French President Emmanuel Macron drew the ire of Muslims around the globe as he vowed to protect the right to caricature the Prophet Muhammad.
Tens of thousands of Muslims protested in Pakistan’s capital, Islamabad, which turned out violent as some 2,000 people tried to march towards the French Embassy, and were welcomed by police who fired tear gas and beat protesters with batons.
Hundreds of Palestinians in Jerusalem protested outside the Al-Aqsa Mosque – the third holiest site in Islam, as they chanted, “With our souls and with our blood we sacrifice for our prophet, Muhammad.”
Meanwhile, the Prime Minister-designate of Lebanon Saad Hariri felt embarrassed by anti-France protesters, as he was trying to implement a new government following a French plan for reform.
Hundreds of protesters in Lebanon’s capital, Beirut, carrying black and white flags with Islamist insignia as they attempted to storm the official residence of the French ambassador to Lebanon, Palais des Pins.
In Dhaka, Bangladesh, some 50,000 people burned effigies of Macron while holding the signs that read, “Say no to Islamophobia,” “Stop racism,” and “Boycott French products.”

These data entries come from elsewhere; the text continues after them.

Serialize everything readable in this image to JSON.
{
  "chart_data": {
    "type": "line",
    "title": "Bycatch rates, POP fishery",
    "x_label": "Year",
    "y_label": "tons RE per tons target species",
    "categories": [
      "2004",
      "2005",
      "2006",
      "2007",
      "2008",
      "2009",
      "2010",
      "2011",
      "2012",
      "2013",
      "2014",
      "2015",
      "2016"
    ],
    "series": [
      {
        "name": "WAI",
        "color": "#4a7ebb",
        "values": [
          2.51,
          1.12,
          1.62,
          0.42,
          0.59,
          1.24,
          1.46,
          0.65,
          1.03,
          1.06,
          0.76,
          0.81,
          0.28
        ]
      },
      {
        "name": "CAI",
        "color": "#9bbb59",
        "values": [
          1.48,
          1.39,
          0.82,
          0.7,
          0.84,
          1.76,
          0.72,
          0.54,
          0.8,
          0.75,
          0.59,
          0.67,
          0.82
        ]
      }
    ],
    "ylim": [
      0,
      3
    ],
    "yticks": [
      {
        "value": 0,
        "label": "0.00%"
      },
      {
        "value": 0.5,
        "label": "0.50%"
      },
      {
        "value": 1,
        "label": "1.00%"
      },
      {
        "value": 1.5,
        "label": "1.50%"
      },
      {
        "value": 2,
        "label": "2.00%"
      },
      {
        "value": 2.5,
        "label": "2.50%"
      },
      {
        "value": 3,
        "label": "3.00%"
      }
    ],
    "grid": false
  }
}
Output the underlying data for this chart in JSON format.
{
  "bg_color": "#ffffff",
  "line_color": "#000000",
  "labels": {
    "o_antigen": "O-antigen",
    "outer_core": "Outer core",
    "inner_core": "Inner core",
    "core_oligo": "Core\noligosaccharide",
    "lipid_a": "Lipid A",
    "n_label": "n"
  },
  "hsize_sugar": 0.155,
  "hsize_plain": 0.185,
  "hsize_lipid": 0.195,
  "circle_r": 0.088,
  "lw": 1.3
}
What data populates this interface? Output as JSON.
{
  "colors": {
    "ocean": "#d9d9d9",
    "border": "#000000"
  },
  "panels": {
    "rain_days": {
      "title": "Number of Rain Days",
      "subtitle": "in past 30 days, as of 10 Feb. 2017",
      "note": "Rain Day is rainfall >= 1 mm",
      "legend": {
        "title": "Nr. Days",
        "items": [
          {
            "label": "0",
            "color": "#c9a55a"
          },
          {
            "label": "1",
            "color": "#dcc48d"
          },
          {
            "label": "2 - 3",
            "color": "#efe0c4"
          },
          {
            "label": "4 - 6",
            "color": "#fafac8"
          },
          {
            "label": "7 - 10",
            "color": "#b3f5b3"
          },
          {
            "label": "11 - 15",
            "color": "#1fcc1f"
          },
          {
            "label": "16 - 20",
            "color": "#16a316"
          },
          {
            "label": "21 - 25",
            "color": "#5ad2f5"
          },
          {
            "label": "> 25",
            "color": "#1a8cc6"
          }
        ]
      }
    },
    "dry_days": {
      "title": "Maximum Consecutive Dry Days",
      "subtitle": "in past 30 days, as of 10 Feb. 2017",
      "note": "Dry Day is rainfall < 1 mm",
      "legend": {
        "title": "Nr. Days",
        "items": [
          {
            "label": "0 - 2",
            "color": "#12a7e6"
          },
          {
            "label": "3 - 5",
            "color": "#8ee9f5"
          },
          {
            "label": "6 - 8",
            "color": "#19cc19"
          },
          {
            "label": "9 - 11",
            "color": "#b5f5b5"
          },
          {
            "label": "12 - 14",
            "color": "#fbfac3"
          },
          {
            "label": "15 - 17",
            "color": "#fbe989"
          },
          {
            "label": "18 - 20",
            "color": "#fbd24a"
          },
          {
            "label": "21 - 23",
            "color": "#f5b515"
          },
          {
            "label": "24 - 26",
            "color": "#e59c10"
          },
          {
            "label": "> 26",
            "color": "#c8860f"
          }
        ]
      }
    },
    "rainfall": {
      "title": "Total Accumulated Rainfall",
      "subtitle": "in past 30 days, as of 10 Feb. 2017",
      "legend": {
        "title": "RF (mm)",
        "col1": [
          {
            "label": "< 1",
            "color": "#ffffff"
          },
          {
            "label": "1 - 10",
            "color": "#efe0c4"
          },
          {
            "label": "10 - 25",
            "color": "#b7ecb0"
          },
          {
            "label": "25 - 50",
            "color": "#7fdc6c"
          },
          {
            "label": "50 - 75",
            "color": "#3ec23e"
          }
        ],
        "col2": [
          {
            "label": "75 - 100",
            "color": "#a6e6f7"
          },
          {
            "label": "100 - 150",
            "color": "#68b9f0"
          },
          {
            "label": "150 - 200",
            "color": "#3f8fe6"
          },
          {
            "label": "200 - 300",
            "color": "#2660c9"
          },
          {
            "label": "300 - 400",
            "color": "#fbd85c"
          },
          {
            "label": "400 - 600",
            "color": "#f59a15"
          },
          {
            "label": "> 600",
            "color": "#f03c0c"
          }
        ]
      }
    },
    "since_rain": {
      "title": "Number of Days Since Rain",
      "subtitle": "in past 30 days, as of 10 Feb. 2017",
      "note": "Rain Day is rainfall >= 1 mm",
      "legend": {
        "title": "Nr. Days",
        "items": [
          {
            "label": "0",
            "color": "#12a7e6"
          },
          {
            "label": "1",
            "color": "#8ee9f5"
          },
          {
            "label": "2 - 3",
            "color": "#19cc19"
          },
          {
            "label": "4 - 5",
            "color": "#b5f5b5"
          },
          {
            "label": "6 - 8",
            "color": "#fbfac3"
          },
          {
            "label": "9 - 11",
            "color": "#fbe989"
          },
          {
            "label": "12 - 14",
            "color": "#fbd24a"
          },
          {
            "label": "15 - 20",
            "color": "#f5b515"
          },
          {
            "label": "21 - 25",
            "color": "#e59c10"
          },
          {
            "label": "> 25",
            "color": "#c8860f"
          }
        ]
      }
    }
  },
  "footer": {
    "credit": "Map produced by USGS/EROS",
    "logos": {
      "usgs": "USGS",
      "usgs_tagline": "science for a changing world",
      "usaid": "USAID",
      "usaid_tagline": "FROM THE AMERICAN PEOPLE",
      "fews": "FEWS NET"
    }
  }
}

Members of the Islamist party Hezb-i-Islami in Afghanistan, set the French flag on fire, and threated Macron that if he does not “control the situation, we are going to a third world war and Europe will be responsible.”
The series of protests come as tension France and Muslim-majority nations rose when a young Muslim beheaded a French schoolteacher who showed the offensive caricatures of Prophet Muhammad in class.
The caricature, republished by the satirical magazine Charlie Hebdo, sparked the ire of Muslims across the world who found the image blasphemous, and opened the trial for the deadly 2015 attack against the publication.
Since then, a series of attacked attributed to Muslim extremists plagued France, including the knife-wielding Tunisian man who killed three people at a Notre Dame Basilica in Nice.